UDF spokesman and deputy leader Nikolai Mladenov, speaking to journalists in Dobrich on March 29, said that his party would contact the European Parliament about the concession agreement. They said that they would ask the European Commission to pronounce whether, under EU requirements, the highway, built with money from the ISPA programme, could be granted on a concession to "a private investor of suspicious origin".
Another opposition party - the Democrats for a Strong Bulgaria (DSB) - has been challenging the deal for months now, saying it would cost Bulgarian taxpayers eight billion leva for the concession period of 35 years. DSB MPs have seen documents indicating such a negative result in their capacity as members of a special committee investigating the concession contract.
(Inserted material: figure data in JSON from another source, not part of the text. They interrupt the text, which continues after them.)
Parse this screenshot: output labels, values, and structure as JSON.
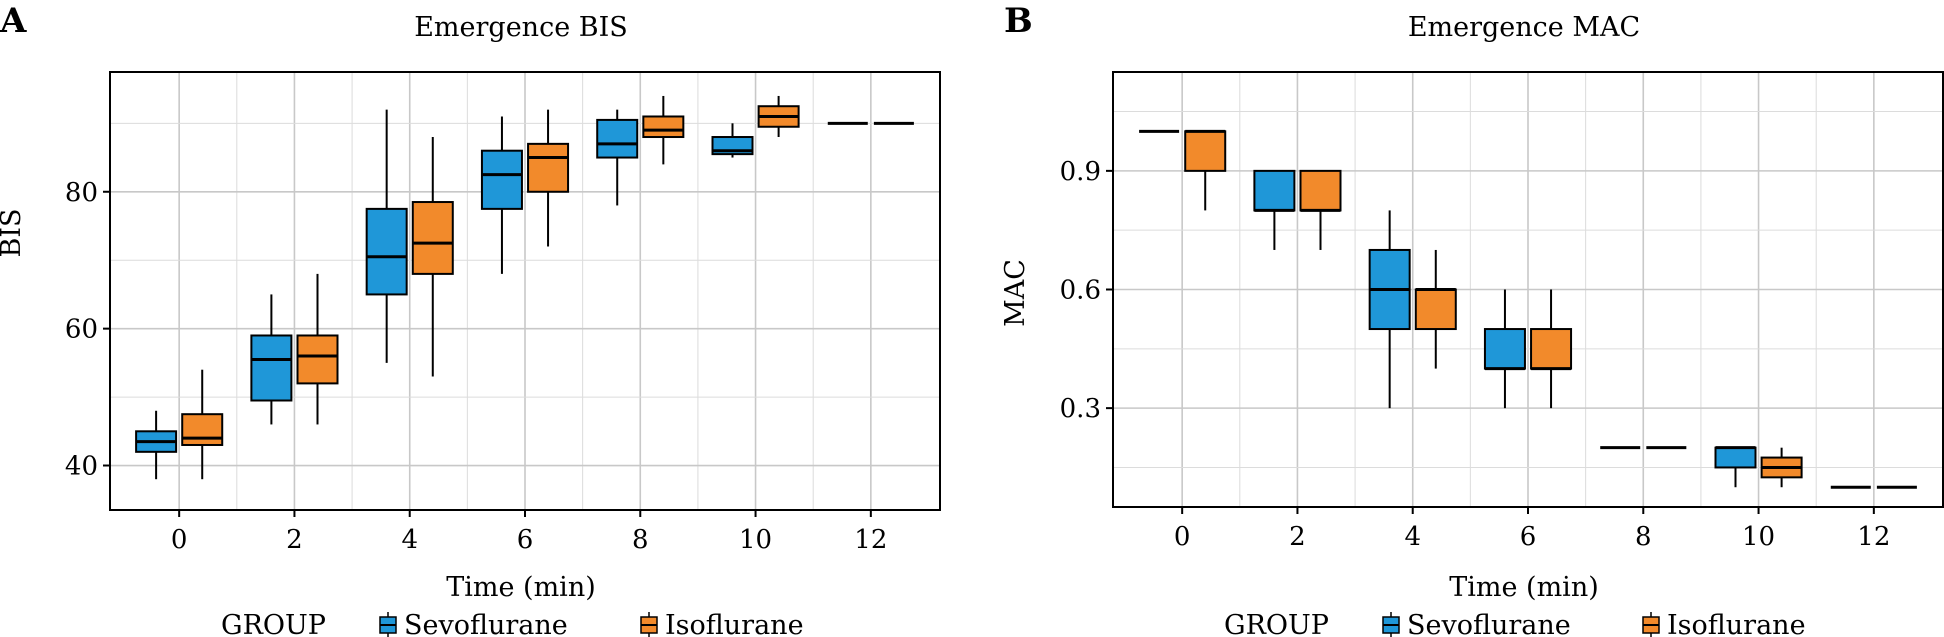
{
  "chart_data": [
    {
      "panel_label": "A",
      "type": "box",
      "title": "Emergence BIS",
      "xlabel": "Time (min)",
      "ylabel": "BIS",
      "x_ticks": [
        0,
        2,
        4,
        6,
        8,
        10,
        12
      ],
      "y_ticks": [
        40,
        60,
        80
      ],
      "xlim": [
        -1.2,
        13.2
      ],
      "ylim": [
        33.5,
        97.5
      ],
      "grid": true,
      "legend_title": "GROUP",
      "series": [
        {
          "name": "Sevoflurane",
          "color": "#1f97d8",
          "boxes": [
            {
              "x": 0,
              "min": 38,
              "q1": 42,
              "median": 43.5,
              "q3": 45,
              "max": 48
            },
            {
              "x": 2,
              "min": 46,
              "q1": 49.5,
              "median": 55.5,
              "q3": 59,
              "max": 65
            },
            {
              "x": 4,
              "min": 55,
              "q1": 65,
              "median": 70.5,
              "q3": 77.5,
              "max": 92
            },
            {
              "x": 6,
              "min": 68,
              "q1": 77.5,
              "median": 82.5,
              "q3": 86,
              "max": 91
            },
            {
              "x": 8,
              "min": 78,
              "q1": 85,
              "median": 87,
              "q3": 90.5,
              "max": 92
            },
            {
              "x": 10,
              "min": 85,
              "q1": 85.5,
              "median": 86,
              "q3": 88,
              "max": 90
            },
            {
              "x": 12,
              "min": 90,
              "q1": 90,
              "median": 90,
              "q3": 90,
              "max": 90
            }
          ]
        },
        {
          "name": "Isoflurane",
          "color": "#f28a2b",
          "boxes": [
            {
              "x": 0,
              "min": 38,
              "q1": 43,
              "median": 44,
              "q3": 47.5,
              "max": 54
            },
            {
              "x": 2,
              "min": 46,
              "q1": 52,
              "median": 56,
              "q3": 59,
              "max": 68
            },
            {
              "x": 4,
              "min": 53,
              "q1": 68,
              "median": 72.5,
              "q3": 78.5,
              "max": 88
            },
            {
              "x": 6,
              "min": 72,
              "q1": 80,
              "median": 85,
              "q3": 87,
              "max": 92
            },
            {
              "x": 8,
              "min": 84,
              "q1": 88,
              "median": 89,
              "q3": 91,
              "max": 94
            },
            {
              "x": 10,
              "min": 88,
              "q1": 89.5,
              "median": 91,
              "q3": 92.5,
              "max": 94
            },
            {
              "x": 12,
              "min": 90,
              "q1": 90,
              "median": 90,
              "q3": 90,
              "max": 90
            }
          ]
        }
      ]
    },
    {
      "panel_label": "B",
      "type": "box",
      "title": "Emergence MAC",
      "xlabel": "Time (min)",
      "ylabel": "MAC",
      "x_ticks": [
        0,
        2,
        4,
        6,
        8,
        10,
        12
      ],
      "y_ticks": [
        0.3,
        0.6,
        0.9
      ],
      "xlim": [
        -1.2,
        13.2
      ],
      "ylim": [
        0.05,
        1.15
      ],
      "grid": true,
      "legend_title": "GROUP",
      "series": [
        {
          "name": "Sevoflurane",
          "color": "#1f97d8",
          "boxes": [
            {
              "x": 0,
              "min": 1.0,
              "q1": 1.0,
              "median": 1.0,
              "q3": 1.0,
              "max": 1.0
            },
            {
              "x": 2,
              "min": 0.7,
              "q1": 0.8,
              "median": 0.8,
              "q3": 0.9,
              "max": 0.9
            },
            {
              "x": 4,
              "min": 0.3,
              "q1": 0.5,
              "median": 0.6,
              "q3": 0.7,
              "max": 0.8
            },
            {
              "x": 6,
              "min": 0.3,
              "q1": 0.4,
              "median": 0.4,
              "q3": 0.5,
              "max": 0.6
            },
            {
              "x": 8,
              "min": 0.2,
              "q1": 0.2,
              "median": 0.2,
              "q3": 0.2,
              "max": 0.2
            },
            {
              "x": 10,
              "min": 0.1,
              "q1": 0.15,
              "median": 0.2,
              "q3": 0.2,
              "max": 0.2
            },
            {
              "x": 12,
              "min": 0.1,
              "q1": 0.1,
              "median": 0.1,
              "q3": 0.1,
              "max": 0.1
            }
          ]
        },
        {
          "name": "Isoflurane",
          "color": "#f28a2b",
          "boxes": [
            {
              "x": 0,
              "min": 0.8,
              "q1": 0.9,
              "median": 1.0,
              "q3": 1.0,
              "max": 1.0
            },
            {
              "x": 2,
              "min": 0.7,
              "q1": 0.8,
              "median": 0.8,
              "q3": 0.9,
              "max": 0.9
            },
            {
              "x": 4,
              "min": 0.4,
              "q1": 0.5,
              "median": 0.6,
              "q3": 0.6,
              "max": 0.7
            },
            {
              "x": 6,
              "min": 0.3,
              "q1": 0.4,
              "median": 0.4,
              "q3": 0.5,
              "max": 0.6
            },
            {
              "x": 8,
              "min": 0.2,
              "q1": 0.2,
              "median": 0.2,
              "q3": 0.2,
              "max": 0.2
            },
            {
              "x": 10,
              "min": 0.1,
              "q1": 0.125,
              "median": 0.15,
              "q3": 0.175,
              "max": 0.2
            },
            {
              "x": 12,
              "min": 0.1,
              "q1": 0.1,
              "median": 0.1,
              "q3": 0.1,
              "max": 0.1
            }
          ]
        }
      ]
    }
  ]
}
The total sum of money that will be paid by motorists for using the highway in the period of 35 years is a little more than eight billion leva. The sum was calculated on the basis of a forecast traffic of 25 650 cars a day.
Furthermore, the price for the construction of a single kilometre of Trakia highway would be four times higher than normal for this type of road, DSB MP Ivan Ivanov said on March 28. Ivanov said that, under the contract for the highway's concession, the concessionaire will invest 590 million euro in building two stretches - Stara Zagora-Karnobat and Kalotina-Sofia - of a total length of 137 km. The investment also includes a toll system to be built for the paid use of the highway.
A simple calculation shows that the price for a kilometre will be 4.3 million euro, Ivanov said. Meanwhile, research by the US Trade and Development Agency showed that the construction of a new 60-km highway stretch between Kalotina and Sofia would cost 60 million euro, which means a price of a million euro a kilometre.